At the obs

Fair Isle's rich bird life tempts many visitors to this remote place. Many of them stay at the islan

For most places in the UK the end of summer means the end of the tourist season; for us this is not the case. Late September and October are high season for birds and, consequently, high season for birders.

The island feels full of life at this time of year. Small clusters of people wander endlessly around the roads and fields, with an identical look of quiet, concentrated optimism on their faces – a look which only birders and anglers can truly muster.

Towards the end of the day their sheen of optimism may have worn off slightly, but there remains always an underlying energy that can snap into frantic action whenever required. If a "good bird" is spotted, there will be a rush to the spot, and a small crowd of birders can swell to a great mob within minutes.

Over the past week there has been a veritable flock of these good birds, including a buff-bellied pipit, two lanceolated warblers, thrush nightingale, Pallass’s grasshopper warbler and a grey-cheeked thrush. And that’s what folk come to Fair Isle for.

For the vast majority of visitors, particularly of the ornithological persuasion, the destination of choice is the Fair Isle Bird Observatory. As well as being a centre for the collection of scientific data on bird migration and breeding, the observatory is also a guesthouse, and a significant contributor to the island’s economy.

'The obs', as it is known to both islanders and visitors, is home year-round to a warden and administrator, Deryk and Hollie Shaw, and their four children. Between spring and late autumn it also employs assistant wardens, a ranger, cooks and general assistants. These additional staff – about eight in all – usually spend the entire season in Fair Isle, and play an important role in the island’s life. Increasing the population by more than 10 per cent, they help to add to the vibrancy of the community during the period, and their arrival each year, like the arrival of the birds, is a welcome reminder that winter is finally at an end.

It is difficult to explain or to quantify the importance of the obs to Fair Isle. To attempt to do so in financial terms – the numbers of visitors and the cash they bring to the isle – is to underestimate, and, I think, to misunderstand the nature of the relationship.

It is, in many ways, an unusual and a peculiar relationship. Not only are the full-time staff and their family a significant part of the community, but the observatory itself, as an institution, has a presence within the island that is much bigger than the sum of its parts.

To some extent this is just a question of longevity. The obs began its days almost 60 years ago, in August 1948, so it as been around for a long time. But the island and the observatory have evolved and developed together over that time. The connection has become symbiotic, and the success of one has also been the success of the other.

Today that success is greater than ever, and big changes are planned for the obs. The current building was first constructed in 1969, and, despite some improvements over the years, is no longer considered fit for the purpose.

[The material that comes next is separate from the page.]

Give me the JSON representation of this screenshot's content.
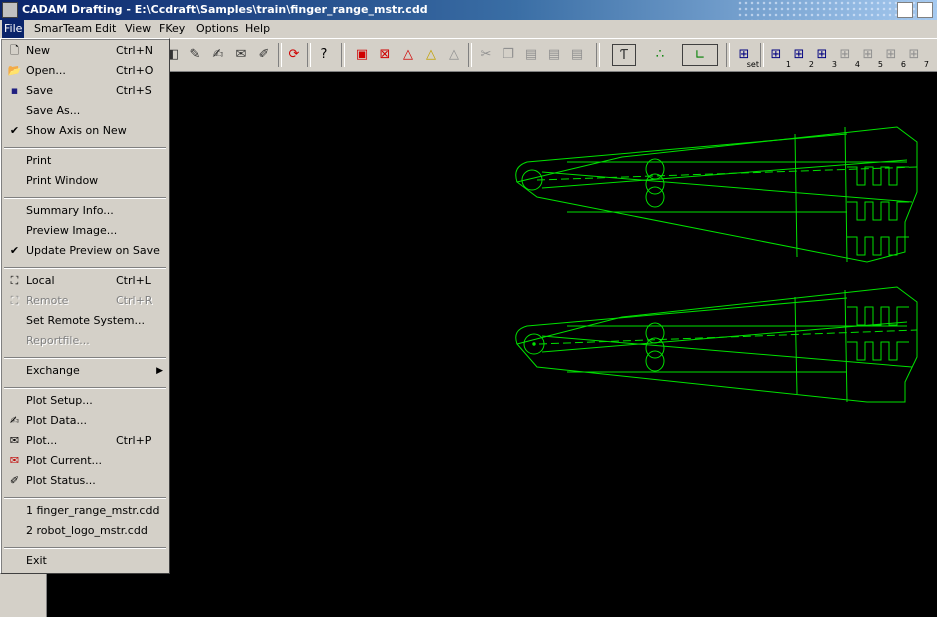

So plans are being drawn up to replace it with a modern building – more comfortable, more weather-proof and more environmentally sound.

This development will mean that for the first time the obs will have to be closed to visitors for one season – most likely 2009. The scientific work will continue during that time, however. And when the new observatory opens its doors the following spring, it will be a great step into the future, for the obs and for the island.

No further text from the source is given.